Kodish SR, Bio F, Oemcke R, Conteh J, Beauliere JM, Pyne-Bailey S, Rohner F, Ngnie-Teta I, Jalloh MB, Wirth JP

September 2019 – PLOS Neglected Tropical Diseases

This study sought understand how the 2014–2016 EVD Virus Disease (EVD) outbreak impacted the nutrition sector in Sierra Leone and use findings for improving nutrition responses during future outbreaks of this magnitude. This qualitative study was iterative and emergent. In-depth interviews (n = 42) were conducted over two phases by purposively sampling both key informants (n = 21; government stakeholders, management staff from United Nations (UN) agencies and non-governmental organizations (NGO)), as well as community informants (n = 21; EVD survivors, health workers, community leaders) until data saturation.

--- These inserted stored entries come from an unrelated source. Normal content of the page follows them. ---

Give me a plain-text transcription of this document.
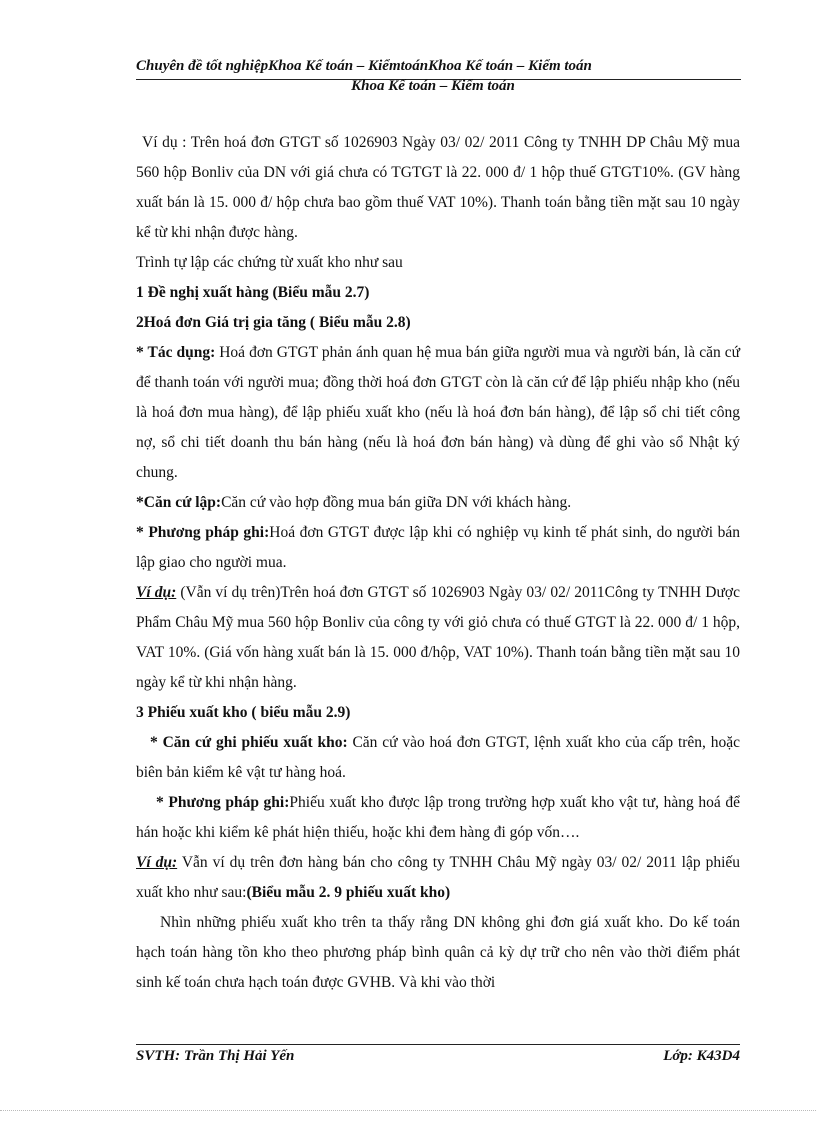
Chuyên đề tốt nghiệpKhoa Kế toán – KiểmtoánKhoa Kế toán – Kiểm toán
Khoa Kế toán – Kiểm toán

Ví dụ : Trên hoá đơn GTGT số 1026903 Ngày 03/ 02/ 2011 Công ty TNHH DP Châu Mỹ mua 560 hộp Bonliv của DN với giá chưa có TGTGT là 22. 000 đ/ 1 hộp thuế GTGT10%. (GV hàng xuất bán là 15. 000 đ/ hộp chưa bao gồm thuế VAT 10%). Thanh toán bằng tiền mặt sau 10 ngày kể từ khi nhận được hàng.

Trình tự lập các chứng từ xuất kho như sau

1 Đề nghị xuất hàng (Biểu mẫu 2.7)

2Hoá đơn Giá trị gia tăng ( Biểu mẫu 2.8)

* Tác dụng: Hoá đơn GTGT phản ánh quan hệ mua bán giữa người mua và người bán, là căn cứ để thanh toán với người mua; đồng thời hoá đơn GTGT còn là căn cứ để lập phiếu nhập kho (nếu là hoá đơn mua hàng), để lập phiếu xuất kho (nếu là hoá đơn bán hàng), để lập sổ chi tiết công nợ, sổ chi tiết doanh thu bán hàng (nếu là hoá đơn bán hàng) và dùng để ghi vào sổ Nhật ký chung.

*Căn cứ lập:Căn cứ vào hợp đồng mua bán giữa DN với khách hàng.

* Phương pháp ghi:Hoá đơn GTGT được lập khi có nghiệp vụ kinh tế phát sinh, do người bán lập giao cho người mua.

Ví dụ: (Vẫn ví dụ trên)Trên hoá đơn GTGT số 1026903 Ngày 03/ 02/ 2011Công ty TNHH Dược Phẩm Châu Mỹ mua 560 hộp Bonliv của công ty với giỏ chưa có thuế GTGT là 22. 000 đ/ 1 hộp, VAT 10%. (Giá vốn hàng xuất bán là 15. 000 đ/hộp, VAT 10%). Thanh toán bằng tiền mặt sau 10 ngày kể từ khi nhận hàng.

3 Phiếu xuất kho ( biểu mẫu 2.9)

* Căn cứ ghi phiếu xuất kho: Căn cứ vào hoá đơn GTGT, lệnh xuất kho của cấp trên, hoặc biên bản kiểm kê vật tư hàng hoá.

* Phương pháp ghi:Phiếu xuất kho được lập trong trường hợp xuất kho vật tư, hàng hoá để hán hoặc khi kiểm kê phát hiện thiếu, hoặc khi đem hàng đi góp vốn….

Ví dụ: Vẫn ví dụ trên đơn hàng bán cho công ty TNHH Châu Mỹ ngày 03/ 02/ 2011 lập phiếu xuất kho như sau:(Biểu mẫu 2. 9 phiếu xuất kho)

Nhìn những phiếu xuất kho trên ta thấy rằng DN không ghi đơn giá xuất kho. Do kế toán hạch toán hàng tồn kho theo phương pháp bình quân cả kỳ dự trữ cho nên vào thời điểm phát sinh kế toán chưa hạch toán được GVHB. Và khi vào thời

SVTH: Trần Thị Hải Yến	Lớp: K43D4
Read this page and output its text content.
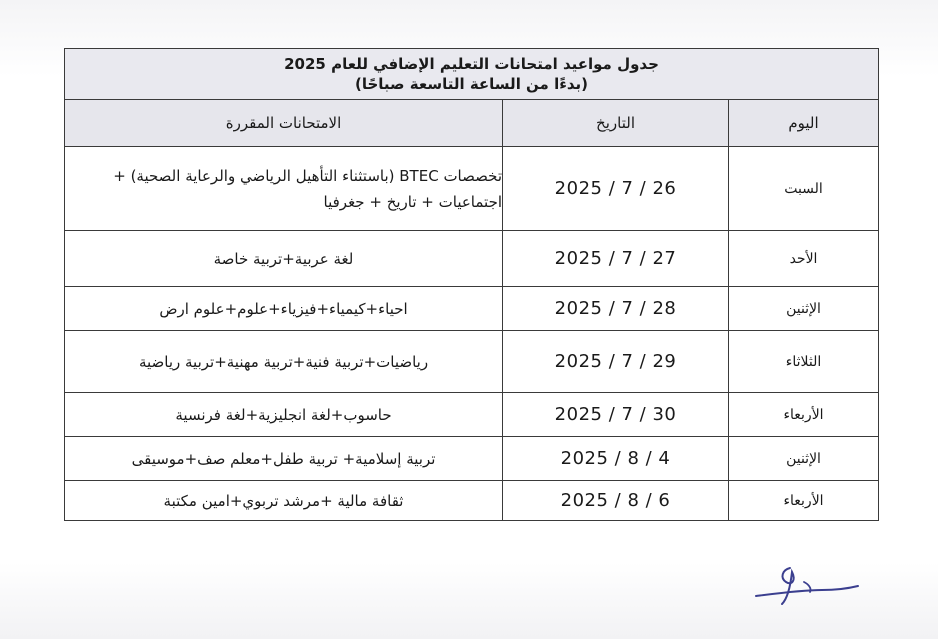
جدول مواعيد امتحانات التعليم الإضافي للعام 2025
(بدءًا من الساعة التاسعة صباحًا)		

اليوم	التاريخ	الامتحانات المقررة
السبت	2025 / 7 / 26	تخصصات BTEC (باستثناء التأهيل الرياضي والرعاية الصحية) + اجتماعيات + تاريخ + جغرفيا
الأحد	2025 / 7 / 27	لغة عربية+تربية خاصة
الإثنين	2025 / 7 / 28	احياء+كيمياء+فيزياء+علوم+علوم ارض
الثلاثاء	2025 / 7 / 29	رياضيات+تربية فنية+تربية مهنية+تربية رياضية
الأربعاء	2025 / 7 / 30	حاسوب+لغة انجليزية+لغة فرنسية
الإثنين	2025 / 8 / 4	تربية إسلامية+ تربية طفل+معلم صف+موسيقى
الأربعاء	2025 / 8 / 6	ثقافة مالية +مرشد تربوي+امين مكتبة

The EVD outbreak effects and the related response strategies, especially movement restriction policies including 21-day quarantines, contributed to disruptions across the food value chain in Sierra Leone. System-wide impacts were similar to those typically seen in large-scale disasters such as earthquakes. During the humanitarian response,nutrition-specific interventions, including food assistance, were highly accepted, although sharing was reported. Despite EVD impacts across the entire food value-chain, nutrition sensitive interventions were not central to the initial response as EVD containment and survival took priority. In Sierra Leone, the entire food value-chain was broken to the extent that the system-wide damage was on par with that typically resulting from large natural disasters.